Primary LanguageJupyter Notebook

Credit Card Fraud Detection

This repository contains a Python script that implements various machine learning models to detect credit card fraud based on a dataset of anonymized credit card transactions.

The dataset used in this project can be found on Kaggle: Credit Card Fraud Detection Dataset

Overview

The script follows these steps:

  1. Import libraries
  2. Load the dataset
  3. Preprocess the data (handle missing values, duplicates, and outliers)
  4. Standardize numerical features
  5. Split the data into training and testing sets
  6. Handle imbalanced data using SMOTE
  7. Train multiple models (Logistic Regression, Random Forest, KNN, XGBoost, and LightGBM)
  8. Evaluate model performance using various metrics
  9. Perform hyperparameter tuning (optional)

Based on the evaluation metrics, the Random Forest model performs the best among the selected models.

Model Performance

The following table shows the performance of the models used in this project:

Model AUPRC Precision (class 1) Recall (class 1) F1-score (class 1) False Positives False Negatives
Logistic Regression 0.7322 0.80 0.64 0.71 16 28
Random Forest 0.8348 0.91 0.76 0.83 7 23
KNN 0.5461 0.24 0.83 0.37 209 13
XGBoost 0.7943 0.89 0.68 0.77 9 25
LightGBM 0.8159 0.88 0.73 0.80 10 21

Usage

To run the script, you will need JupyterNotebook and the following libraries installed:

  1. numpy
  2. pandas
  3. scikit-learn
  4. imbalanced-learn
  5. scipy
  6. xgboost
  7. lightgbm

Download the dataset from the source and place it in the same directory as the script.
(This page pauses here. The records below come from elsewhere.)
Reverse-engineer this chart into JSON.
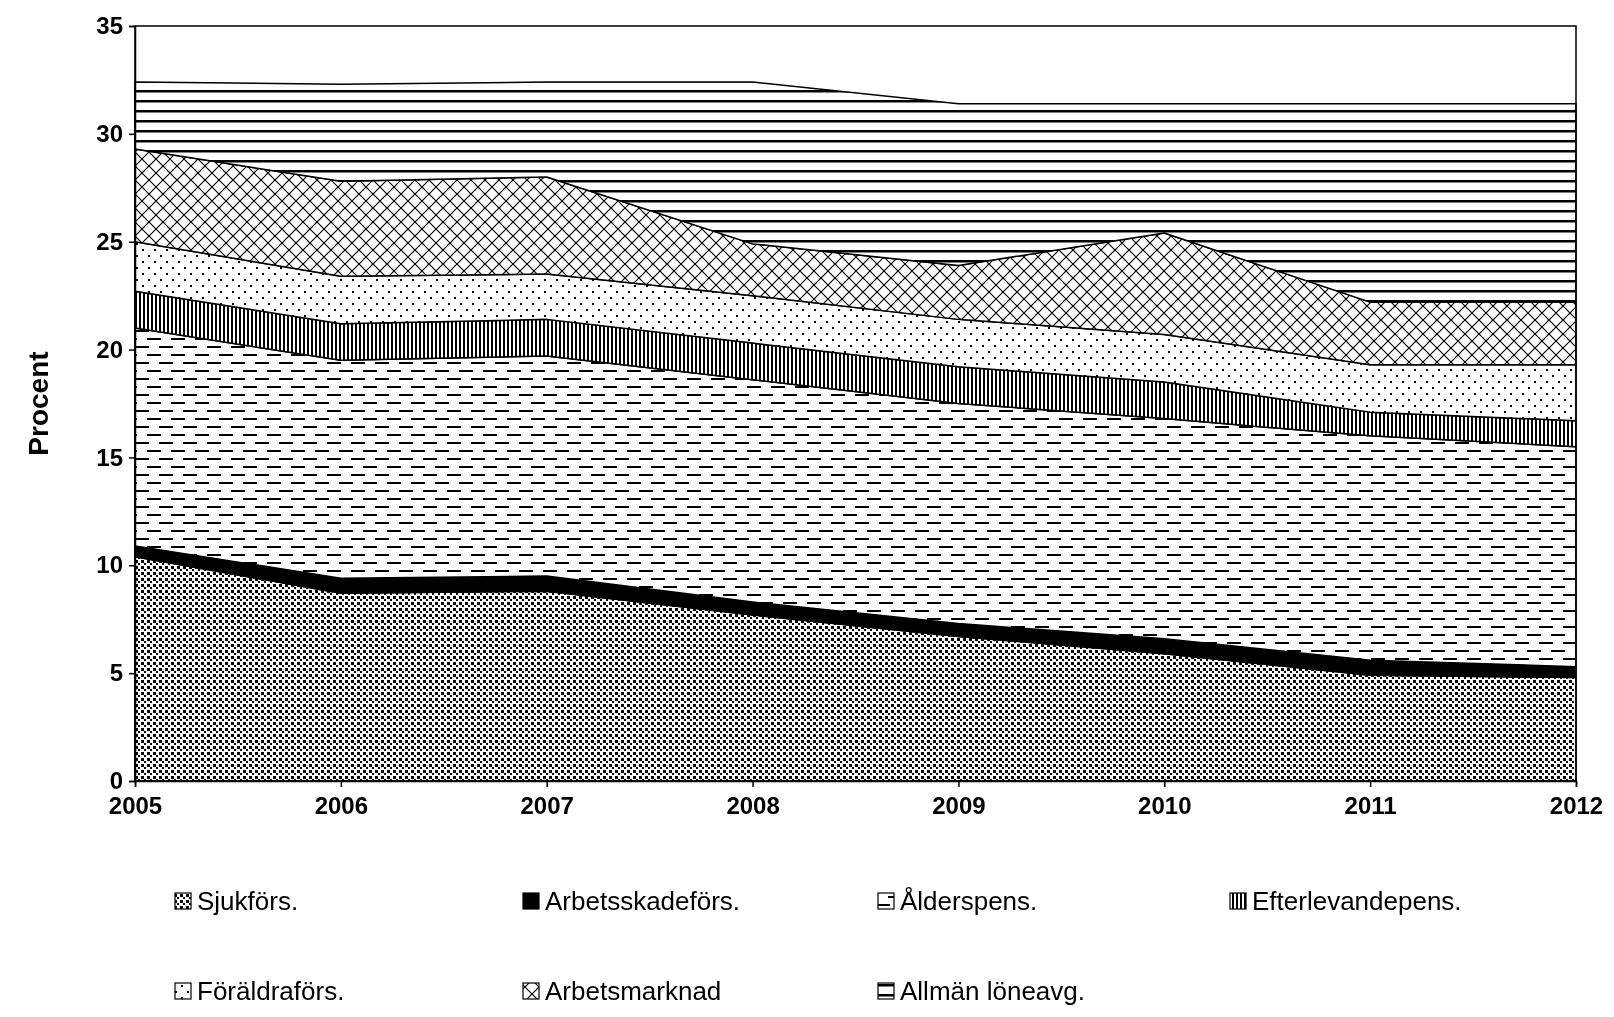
{
  "chart_data": {
    "type": "area",
    "stacked": true,
    "ylabel": "Procent",
    "x": [
      2005,
      2006,
      2007,
      2008,
      2009,
      2010,
      2011,
      2012
    ],
    "xlim": [
      2005,
      2012
    ],
    "xticks": [
      2005,
      2006,
      2007,
      2008,
      2009,
      2010,
      2011,
      2012
    ],
    "ylim": [
      0,
      35
    ],
    "yticks": [
      0,
      5,
      10,
      15,
      20,
      25,
      30,
      35
    ],
    "legend": "bottom",
    "series": [
      {
        "name": "Sjukförs.",
        "color": "#000000",
        "values": [
          10.4,
          8.7,
          8.8,
          7.7,
          6.7,
          5.9,
          4.9,
          4.8
        ]
      },
      {
        "name": "Arbetsskadeförs.",
        "color": "#000000",
        "values": [
          0.5,
          0.7,
          0.7,
          0.6,
          0.6,
          0.7,
          0.7,
          0.5
        ]
      },
      {
        "name": "Ålderspens.",
        "color": "#000000",
        "values": [
          10.1,
          10.1,
          10.2,
          10.3,
          10.2,
          10.2,
          10.4,
          10.2
        ]
      },
      {
        "name": "Efterlevandepens.",
        "color": "#000000",
        "values": [
          1.7,
          1.7,
          1.7,
          1.7,
          1.7,
          1.7,
          1.1,
          1.2
        ]
      },
      {
        "name": "Föräldraförs.",
        "color": "#000000",
        "values": [
          2.3,
          2.2,
          2.1,
          2.2,
          2.2,
          2.2,
          2.2,
          2.6
        ]
      },
      {
        "name": "Arbetsmarknad",
        "color": "#000000",
        "values": [
          4.3,
          4.4,
          4.5,
          2.4,
          2.5,
          4.7,
          2.9,
          2.9
        ]
      },
      {
        "name": "Allmän löneavg.",
        "color": "#000000",
        "values": [
          3.1,
          4.5,
          4.4,
          7.5,
          7.5,
          6.0,
          9.2,
          9.2
        ]
      }
    ]
  }
}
Then, simply run the script using Jupyternotebook.

Conclusion

Based on the evaluation metrics, the Random Forest model performs the best among the selected models for this imbalanced dataset. The reasoning behind this conclusion is as follows:

  1. AUPRC (Area Under the Precision-Recall Curve): Random Forest has the highest AUPRC (0.8348) among all models, indicating better overall performance in distinguishing between the classes when dealing with imbalanced data.
  2. Precision, Recall, and F1-score: Random Forest has the highest precision (0.91) for the positive class (fraud), which means it has the lowest false positive rate among the models. It also has a good recall (0.76), which means it can detect a considerable proportion of the actual fraud cases. The F1-score (0.83) for the positive class in Random Forest is also the highest, indicating a good balance between precision and recall.
  3. Confusion Matrix: The confusion matrix of the Random Forest model shows the smallest number of false positives (7) and a relatively low number of false negatives (23) compared to other models.

Although the accuracy is high for all the models, it is not a reliable metric in this case due to the highly imbalanced nature of the dataset. The other metrics mentioned above provide a better perspective on the model's performance.

Considering all these factors, the Random Forest model seems to be the best performer among the selected models for this imbalanced dataset.